The leasing of toll roads to private operators defies common sense

2/2/07

Charles Paolino
New Brunswick Home News Tribune, NJ
Copyright 2007

I have one reservation about this plan to pay off state debt by leasing or otherwise turning over control of the toll roads to a private operator: It doesn't make sense.

Or is it wrong to apply that standard?

I realize this is a complicated proposition whose details are beyond my capacity to understand, but shouldn't even complicated matters be required to withstand the test of common sense? Indulge me in this.

These highways are now operated by an authority that is a creature of the state; they are supposed to generate enough revenue to pay the cost of operating them and to amortize any debt.

The authority — whose existence is justified in part on the grounds that it protects the state's own borrowing power — also insulates the operation of the toll roads from direct accountability to voters.

If the highways were leased to a private operator, that scenario would change.

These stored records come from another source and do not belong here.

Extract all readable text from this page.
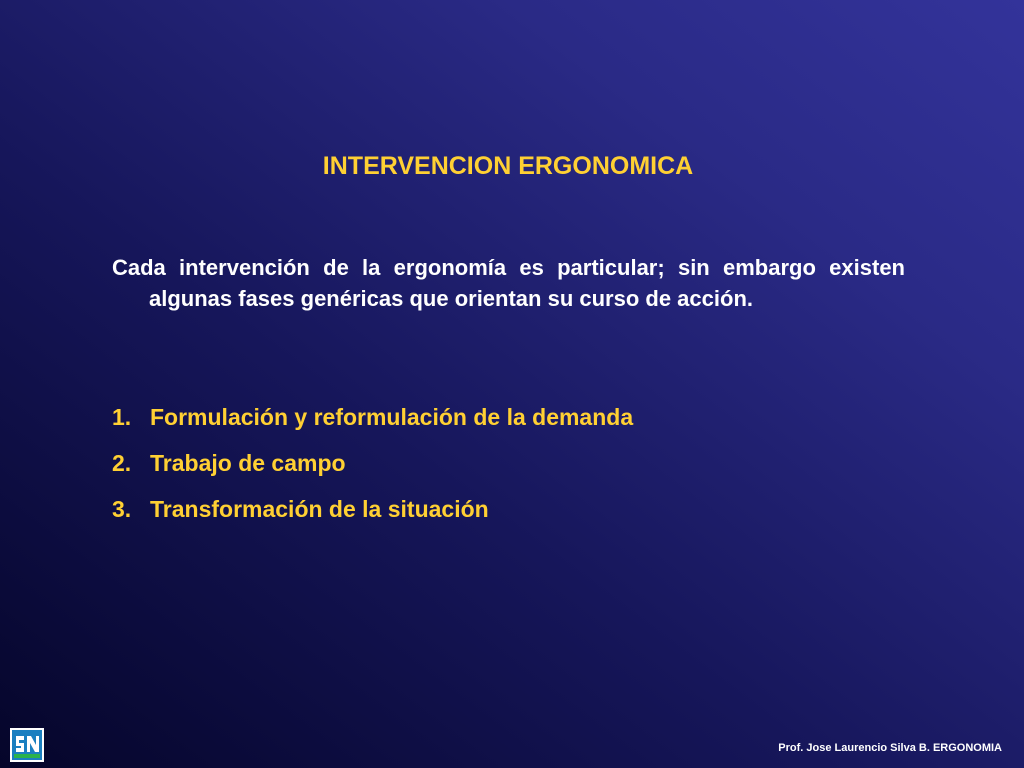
INTERVENCION ERGONOMICA

Cada intervención de la ergonomía es particular; sin embargo existen algunas fases genéricas que orientan su curso de acción.

1. Formulación y reformulación de la demanda
2. Trabajo de campo
3. Transformación de la situación
Prof. Jose Laurencio Silva B. ERGONOMIA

The private operator would have to raise more revenue than it takes to operate the roads, because the private operator would have to make a profit — without even considering the billions of dollars it would have paid to the state for the lease. Indeed, annual toll increases limited by the rate of inflation would be built into the program. And the operation of the toll roads would be further insulated from direct accountability to voters.

As it is, even the appointed authorities — when there were two — were very conservative about raising tolls on the turnpike and the parkway, and yet they kept them among the best maintained highways in the state.

How is it possible that a private operator could run the highways at the same level without significantly increasing the tolls? And, being one more step further removed from voters, what incentive would the operator have to keep the tolls stable?

Considering the perennial sentiment in New Jersey that the tolls should be removed altogether — a sentiment I don't agree with — I would expect motorists to be wary of a proposal that seems destined to preserve the tolls ad infinitum and raise them each year.

The reason highways are operated by government in the first place is that they are among the most fundamental public services. Governments should be able to operate them in the most cost-efficient manner, because government's only goal is to provide for the public's need.

When government argues that one of its most basic roles would be better handled by a private enterprise, when government finds itself financially embarrassed and wants to solve its problem in the short term by abandoning one of its most basic responsibilities for the long term — and with a solution that defies common sense — then the competence of those in office is indicted.

When private businesses experience financial crises they respond by reducing their workforce and consolidating operations. I've experienced this more than once; it isn't done with smoke and mirrors, it's done by finding real savings.

That happens in every industry, but not in government.

Instead of ceding control of some of the state's most critical assets, the Legislature and the administration should calculate what reduction in spending is needed in order to satisfy its debts, and then follow the painful path of the private sector and make those cuts.